Secreted by tumor cells into the tumor microenvironment, ANG promotes tumor growth. The growth of tumor cells can be accelerated by ANG. Without regard to cell density, this protein can persistently translocate into tumor cell nuclei, where it promotes cell proliferation. Glioblastoma secretes ANG, a key component of microvesicles (MVs), which promotes endothelial cell tubule development. Extracellular matrix composition modification and induction of hepatic stellate cells are both facilitated by ANG secreted by hepatocellular cancer cells. Microenvironmental ANG is enough to invade fibroblasts associated with prostate cancer, and it can also induce the invasion of normal fibroblasts in the prostate. Endothelial cells may be able to infiltrate and migrate into tumors when ANG promotes breakdown of the basement membrane and extracellular matrix. A distinct kind of immune cell called a mast cell can release ANG to stimulate blood vessel growth in malignancies. In addition, ANG is primarily responsible for the angiogenesis-promoting actions of MVs generated from mesenchymal stem cells in hypoxia or serum deprivation. The fibrosarcoma HT1080 cells can be induced to resemble vasculogenic pathways by ANG as well. Research has shown that angiogenesis and vasculogenic mimicry, both of which enable tumor cell metastasis through blood arteries, may be facilitated by ANG. Since ANG has an immunosuppressive activity, it is possible that this is another way it operates in the tumor microenvironment.

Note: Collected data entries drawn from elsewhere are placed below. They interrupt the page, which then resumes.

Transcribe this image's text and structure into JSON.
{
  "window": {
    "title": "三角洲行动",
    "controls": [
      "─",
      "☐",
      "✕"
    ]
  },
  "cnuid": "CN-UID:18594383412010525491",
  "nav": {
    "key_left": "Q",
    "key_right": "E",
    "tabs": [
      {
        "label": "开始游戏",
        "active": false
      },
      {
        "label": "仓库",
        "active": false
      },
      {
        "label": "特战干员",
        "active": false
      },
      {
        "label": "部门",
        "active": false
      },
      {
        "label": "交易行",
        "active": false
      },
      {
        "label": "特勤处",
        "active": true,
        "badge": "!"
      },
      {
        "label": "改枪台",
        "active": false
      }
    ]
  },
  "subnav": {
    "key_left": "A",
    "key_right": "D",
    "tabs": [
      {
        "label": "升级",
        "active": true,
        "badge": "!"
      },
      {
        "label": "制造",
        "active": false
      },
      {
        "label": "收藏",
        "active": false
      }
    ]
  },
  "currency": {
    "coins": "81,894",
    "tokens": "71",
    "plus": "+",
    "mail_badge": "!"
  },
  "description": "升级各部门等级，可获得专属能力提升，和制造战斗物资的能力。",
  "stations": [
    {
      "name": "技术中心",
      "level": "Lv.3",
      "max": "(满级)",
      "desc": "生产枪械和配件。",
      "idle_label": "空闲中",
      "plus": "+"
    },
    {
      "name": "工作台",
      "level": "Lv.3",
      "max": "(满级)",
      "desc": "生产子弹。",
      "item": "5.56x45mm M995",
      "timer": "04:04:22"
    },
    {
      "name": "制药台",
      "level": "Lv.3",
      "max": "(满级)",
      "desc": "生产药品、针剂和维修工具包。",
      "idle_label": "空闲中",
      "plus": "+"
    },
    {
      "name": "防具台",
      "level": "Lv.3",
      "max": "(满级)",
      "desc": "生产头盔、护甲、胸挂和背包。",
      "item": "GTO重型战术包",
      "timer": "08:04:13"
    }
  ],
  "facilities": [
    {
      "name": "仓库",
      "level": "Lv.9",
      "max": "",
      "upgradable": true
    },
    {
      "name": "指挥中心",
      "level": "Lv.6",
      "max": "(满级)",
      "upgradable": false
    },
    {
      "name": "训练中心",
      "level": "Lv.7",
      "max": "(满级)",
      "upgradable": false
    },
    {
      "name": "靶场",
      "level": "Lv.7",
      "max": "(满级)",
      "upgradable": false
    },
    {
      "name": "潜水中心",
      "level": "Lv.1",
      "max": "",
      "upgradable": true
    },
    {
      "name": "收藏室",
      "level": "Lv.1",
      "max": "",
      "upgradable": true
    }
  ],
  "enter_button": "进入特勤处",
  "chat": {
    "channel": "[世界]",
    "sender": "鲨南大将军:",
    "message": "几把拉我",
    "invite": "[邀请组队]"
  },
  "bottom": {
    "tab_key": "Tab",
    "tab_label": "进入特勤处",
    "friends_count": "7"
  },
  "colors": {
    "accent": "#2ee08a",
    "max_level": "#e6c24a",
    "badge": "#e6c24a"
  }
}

ANG induces angiogenesis in tumor microenvironment. (He T., et al., 2015)

References

1. Trouillon R., et al., An electrochemical functional assay for the sensing of nitric oxide release induced by angiogenic factors, BMB reports, 2011, 44(11): 699-704.
2. Sheng J., et al., Three decades of research on angiogenin: a review and perspective, Acta Biochim Biophys Sin, 2016, 48(5): 399-410.
3. Iyer S., et al., Crystal structures of murine angiogenin‐2 and‐3–probing 'structure–function'relationships amongst angiogenin homologues, The FEBS journal, 2013, 280(1): 302-318.
4. Osorio D S., et al., Structural and functional implications of positive selection at the primate angiogenin gene, BMC evolutionary biology, 2007, 7: 1-17.
5. Kim H M., et al., Angiogenin-induced protein kinase B/Akt activation is necessary for angiogenesis but is independent of nuclear translocation of angiogenin in HUVE cells, Biochemical and biophysical research communications, 2007, 352(2): 509-513.
6. He T., et al., Tumor cell-secreted angiogenin induces angiogenic activity of endothelial cells by suppressing miR-542-3p, Cancer letters, 2015, 368(1): 115-125.